Lot Essay
A quintessentially Impressionist scene, Canards sur l'étang de Montfoucault dates from a period of intensive experimentation of both rural imagery and artistic style in Camille Pissarro’s early career. This picturesque view depicts the pond that lay at the entrance of Montfoucault, an isolated, rural hamlet in northern France, situated on the edge of Normandy and Brittany. Invited by his close friend and fellow artist, Ludovic Piette, to stay at his home there, Pissarro and his family made frequent visits to Montfoucault, an area the artist described as, ‘the true countryside’. Thanks to Piette’s enduring friendship and quiet generosity, between 1864 and 1876 the Pissarros stayed six times, often at difficult points in their lives, including during the Franco-Prussian war and following the disheartening reception of the First Impressionist exhibition of 1874, finding in the isolated, picturesque village a welcome escape and respite.

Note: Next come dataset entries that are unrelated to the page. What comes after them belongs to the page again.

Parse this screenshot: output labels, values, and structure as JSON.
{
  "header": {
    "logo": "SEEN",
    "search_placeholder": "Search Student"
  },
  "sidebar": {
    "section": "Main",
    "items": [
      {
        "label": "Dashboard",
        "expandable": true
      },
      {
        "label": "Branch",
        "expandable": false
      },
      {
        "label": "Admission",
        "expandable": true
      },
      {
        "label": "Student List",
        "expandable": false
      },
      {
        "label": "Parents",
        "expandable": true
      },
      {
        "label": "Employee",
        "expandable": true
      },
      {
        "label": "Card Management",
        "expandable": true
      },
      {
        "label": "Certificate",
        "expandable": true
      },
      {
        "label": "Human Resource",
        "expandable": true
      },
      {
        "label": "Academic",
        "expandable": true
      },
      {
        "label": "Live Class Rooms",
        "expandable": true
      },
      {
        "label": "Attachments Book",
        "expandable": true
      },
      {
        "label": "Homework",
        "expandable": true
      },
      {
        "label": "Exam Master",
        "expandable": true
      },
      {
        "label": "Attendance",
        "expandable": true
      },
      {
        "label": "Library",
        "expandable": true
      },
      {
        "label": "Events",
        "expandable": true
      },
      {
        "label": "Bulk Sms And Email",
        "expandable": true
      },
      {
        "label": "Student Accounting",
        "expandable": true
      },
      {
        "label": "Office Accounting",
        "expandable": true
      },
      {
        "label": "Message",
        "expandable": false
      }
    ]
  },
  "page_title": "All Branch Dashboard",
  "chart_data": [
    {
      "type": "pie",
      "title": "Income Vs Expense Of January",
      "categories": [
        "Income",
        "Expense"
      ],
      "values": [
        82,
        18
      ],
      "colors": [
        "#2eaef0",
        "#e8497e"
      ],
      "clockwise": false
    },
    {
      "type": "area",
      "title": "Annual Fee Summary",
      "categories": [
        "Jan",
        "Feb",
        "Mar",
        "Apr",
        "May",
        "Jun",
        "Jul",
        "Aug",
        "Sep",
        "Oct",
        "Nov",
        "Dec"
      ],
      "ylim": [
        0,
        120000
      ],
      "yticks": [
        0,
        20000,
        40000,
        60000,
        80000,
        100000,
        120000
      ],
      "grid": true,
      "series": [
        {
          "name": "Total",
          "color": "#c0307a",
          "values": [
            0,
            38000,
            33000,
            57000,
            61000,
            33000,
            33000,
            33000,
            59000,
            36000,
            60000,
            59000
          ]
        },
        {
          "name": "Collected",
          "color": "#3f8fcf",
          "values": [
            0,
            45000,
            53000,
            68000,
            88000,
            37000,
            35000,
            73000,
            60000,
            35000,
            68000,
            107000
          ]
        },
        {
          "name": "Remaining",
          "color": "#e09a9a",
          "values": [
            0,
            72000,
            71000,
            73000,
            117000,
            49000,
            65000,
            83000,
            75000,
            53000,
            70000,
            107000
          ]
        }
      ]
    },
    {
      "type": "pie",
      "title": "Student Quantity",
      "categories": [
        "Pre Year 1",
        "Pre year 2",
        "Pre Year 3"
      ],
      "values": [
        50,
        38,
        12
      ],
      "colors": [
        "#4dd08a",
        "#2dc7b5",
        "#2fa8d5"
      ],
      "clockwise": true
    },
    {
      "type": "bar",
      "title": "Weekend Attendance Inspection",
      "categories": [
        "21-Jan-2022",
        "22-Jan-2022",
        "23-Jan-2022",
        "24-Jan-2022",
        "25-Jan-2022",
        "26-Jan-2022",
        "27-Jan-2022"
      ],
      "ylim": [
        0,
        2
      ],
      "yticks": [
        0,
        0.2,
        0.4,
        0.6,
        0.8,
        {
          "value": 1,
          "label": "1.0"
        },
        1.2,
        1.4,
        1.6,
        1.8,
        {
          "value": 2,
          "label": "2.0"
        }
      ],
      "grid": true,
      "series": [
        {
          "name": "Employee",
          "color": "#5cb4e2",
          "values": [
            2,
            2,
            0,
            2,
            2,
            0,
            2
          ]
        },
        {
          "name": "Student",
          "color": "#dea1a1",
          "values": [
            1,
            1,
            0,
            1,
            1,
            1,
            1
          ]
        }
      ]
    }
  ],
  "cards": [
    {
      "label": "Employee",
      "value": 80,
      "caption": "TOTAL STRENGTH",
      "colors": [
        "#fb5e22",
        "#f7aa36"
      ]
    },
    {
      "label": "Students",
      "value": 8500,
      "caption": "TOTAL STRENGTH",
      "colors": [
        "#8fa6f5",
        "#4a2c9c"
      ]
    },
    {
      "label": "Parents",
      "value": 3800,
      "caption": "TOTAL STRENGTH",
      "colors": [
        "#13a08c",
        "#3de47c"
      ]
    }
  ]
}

It was his three successive visits to Montfoucault in the autumn and winter months of 1874, 1875 and 1876 that saw Pissarro reassess his approach to painting, considering new styles and themes. Piette's small farm with its own enclosed fields and the nearby pond gave a structure to the rural imagery Pissarro began to paint, which increasingly included peasant figures. In a letter to the French writer and collector Théodore Duret in December 1874, Pissarro reported on his pictorial research in Montfoucault: ‘I have started working on figures and animals. I have several projects of genre painting. I am timidly experimenting with this branch of art, so much illustrated by first-rank artists: this is rather bold’ (Pissarro, quoted in J. Pissarro, Camille Pissarro, New York, 1993, p.146). At this time the artist also began to apply paint more generously, creating rich surfaces filled with myriad brushstrokes of often unmixed and increasingly bright colour. In the present work, Pissarro has used dense, broad strokes of paint to capture the verdant foliage, as well as the multi-hued play of light and reflections on the water of the pond, all bathed under a warm, golden, early autumnal light.
Canards sur l'étang de Montfoucault was originally owned by Léon Orosdi, a passionate collector of Impressionist and Post-Impressionist pictures with a notable collection of Sisleys. In his home on the rue Cimarosa in Paris, Orosdi exhibited his extensive collection, which also included works by Monet, Courbet and Pissarro, among others.